Quotes are for establishing a principle or philosophy. Use them when your argument relies on values or ethical reasoning.
- Example (Affirmative Case on AGI): “Kant’s categorical imperative states that we must act only on principles we would universalize. If AGI development risks global harm, it violates this moral standard.”
What not to do:
Don’t throw in a random famous quote just because it sounds good.
Don’t use outdated thinkers on modern topics (Plato had a lot to say about justice, but nothing about artificial intelligence).
Make sure your quote actually supports your argument- not just something vague about morality.
Prepping for Opponent Challenges
If you use evidence, be ready to defend it.

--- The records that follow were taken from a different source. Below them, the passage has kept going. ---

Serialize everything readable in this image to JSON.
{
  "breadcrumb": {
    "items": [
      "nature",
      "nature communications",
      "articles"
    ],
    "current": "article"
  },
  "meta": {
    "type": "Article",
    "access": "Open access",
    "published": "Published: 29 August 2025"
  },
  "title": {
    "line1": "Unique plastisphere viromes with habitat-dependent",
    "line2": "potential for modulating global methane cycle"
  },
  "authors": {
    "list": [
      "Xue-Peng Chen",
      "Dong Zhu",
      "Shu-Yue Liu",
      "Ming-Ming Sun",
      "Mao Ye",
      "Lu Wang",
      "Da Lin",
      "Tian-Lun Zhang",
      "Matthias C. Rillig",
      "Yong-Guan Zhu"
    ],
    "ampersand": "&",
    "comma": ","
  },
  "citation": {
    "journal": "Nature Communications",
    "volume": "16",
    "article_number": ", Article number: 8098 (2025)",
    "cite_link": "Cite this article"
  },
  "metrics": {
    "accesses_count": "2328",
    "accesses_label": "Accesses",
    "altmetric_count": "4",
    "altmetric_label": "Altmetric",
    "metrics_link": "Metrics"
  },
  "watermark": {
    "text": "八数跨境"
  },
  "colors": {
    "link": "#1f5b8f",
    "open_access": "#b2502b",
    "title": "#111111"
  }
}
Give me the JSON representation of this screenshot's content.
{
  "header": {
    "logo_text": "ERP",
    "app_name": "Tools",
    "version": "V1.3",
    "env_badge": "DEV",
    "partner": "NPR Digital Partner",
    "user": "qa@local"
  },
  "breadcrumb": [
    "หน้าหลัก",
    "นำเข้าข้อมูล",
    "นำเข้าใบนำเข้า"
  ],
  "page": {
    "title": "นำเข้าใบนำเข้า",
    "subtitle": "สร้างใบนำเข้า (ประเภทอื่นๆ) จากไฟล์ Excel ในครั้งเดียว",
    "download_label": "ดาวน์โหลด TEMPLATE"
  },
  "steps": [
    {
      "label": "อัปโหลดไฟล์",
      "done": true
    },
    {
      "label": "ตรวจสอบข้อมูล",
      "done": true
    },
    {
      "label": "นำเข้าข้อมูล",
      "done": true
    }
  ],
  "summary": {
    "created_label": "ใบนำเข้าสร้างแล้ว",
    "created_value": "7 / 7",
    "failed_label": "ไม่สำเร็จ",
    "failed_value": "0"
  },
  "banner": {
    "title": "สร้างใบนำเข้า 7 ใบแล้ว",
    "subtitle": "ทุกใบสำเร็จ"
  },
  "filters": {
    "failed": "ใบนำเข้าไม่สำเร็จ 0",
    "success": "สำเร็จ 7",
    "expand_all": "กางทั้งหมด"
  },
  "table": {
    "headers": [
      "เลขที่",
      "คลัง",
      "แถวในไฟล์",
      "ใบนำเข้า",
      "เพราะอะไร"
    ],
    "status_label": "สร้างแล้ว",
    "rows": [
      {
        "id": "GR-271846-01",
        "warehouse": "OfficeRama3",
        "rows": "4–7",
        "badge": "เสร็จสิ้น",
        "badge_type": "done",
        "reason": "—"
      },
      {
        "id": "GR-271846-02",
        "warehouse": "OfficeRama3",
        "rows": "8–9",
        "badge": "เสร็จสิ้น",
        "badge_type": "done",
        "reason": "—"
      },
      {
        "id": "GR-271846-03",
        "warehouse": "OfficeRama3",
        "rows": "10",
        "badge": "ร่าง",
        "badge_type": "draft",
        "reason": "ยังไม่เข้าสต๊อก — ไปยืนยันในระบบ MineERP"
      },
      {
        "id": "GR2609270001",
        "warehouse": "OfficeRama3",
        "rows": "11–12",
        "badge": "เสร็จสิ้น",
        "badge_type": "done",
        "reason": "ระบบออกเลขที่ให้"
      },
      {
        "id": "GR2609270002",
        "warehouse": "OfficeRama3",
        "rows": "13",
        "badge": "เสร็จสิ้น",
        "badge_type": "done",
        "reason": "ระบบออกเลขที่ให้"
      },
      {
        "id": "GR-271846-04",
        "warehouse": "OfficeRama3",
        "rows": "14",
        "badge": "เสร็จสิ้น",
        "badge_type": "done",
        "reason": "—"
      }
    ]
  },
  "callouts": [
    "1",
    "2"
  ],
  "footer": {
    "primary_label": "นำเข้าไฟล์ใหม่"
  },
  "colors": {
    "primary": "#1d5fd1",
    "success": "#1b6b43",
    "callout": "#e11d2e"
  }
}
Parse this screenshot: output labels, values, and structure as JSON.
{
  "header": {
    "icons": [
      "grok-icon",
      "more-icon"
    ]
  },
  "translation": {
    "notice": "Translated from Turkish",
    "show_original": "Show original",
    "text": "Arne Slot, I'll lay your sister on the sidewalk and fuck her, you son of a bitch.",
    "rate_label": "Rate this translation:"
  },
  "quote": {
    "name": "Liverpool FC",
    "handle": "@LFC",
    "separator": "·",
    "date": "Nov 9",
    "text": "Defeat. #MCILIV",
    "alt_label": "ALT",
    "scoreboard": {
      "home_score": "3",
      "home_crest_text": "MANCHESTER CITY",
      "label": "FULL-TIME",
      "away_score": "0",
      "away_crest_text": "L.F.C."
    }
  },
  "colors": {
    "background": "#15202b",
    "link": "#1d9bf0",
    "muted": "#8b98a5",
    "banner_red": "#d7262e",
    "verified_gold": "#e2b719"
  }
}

Have citations ready. “According to Stanford’s 2024 AI Ethics report…” sounds far stronger than “I read somewhere that…”
Know what your own source says. If your opponent pulls up the same study and shows you misrepresented it, you’ll lose credibility fast.
Anticipate counter-evidence. If you argue AGI will destroy jobs, your opponent might have a study showing it creates new ones. Have a response ready.
The Bottom Line
Your case is only as solid as the evidence backing it. Use recent, credible sources, integrate facts where they belong, and choose quotes that truly support your argument. If your evidence is strong and well-placed, you’ll not only make your case more persuasive- you’ll make it harder for your opponent to tear it down.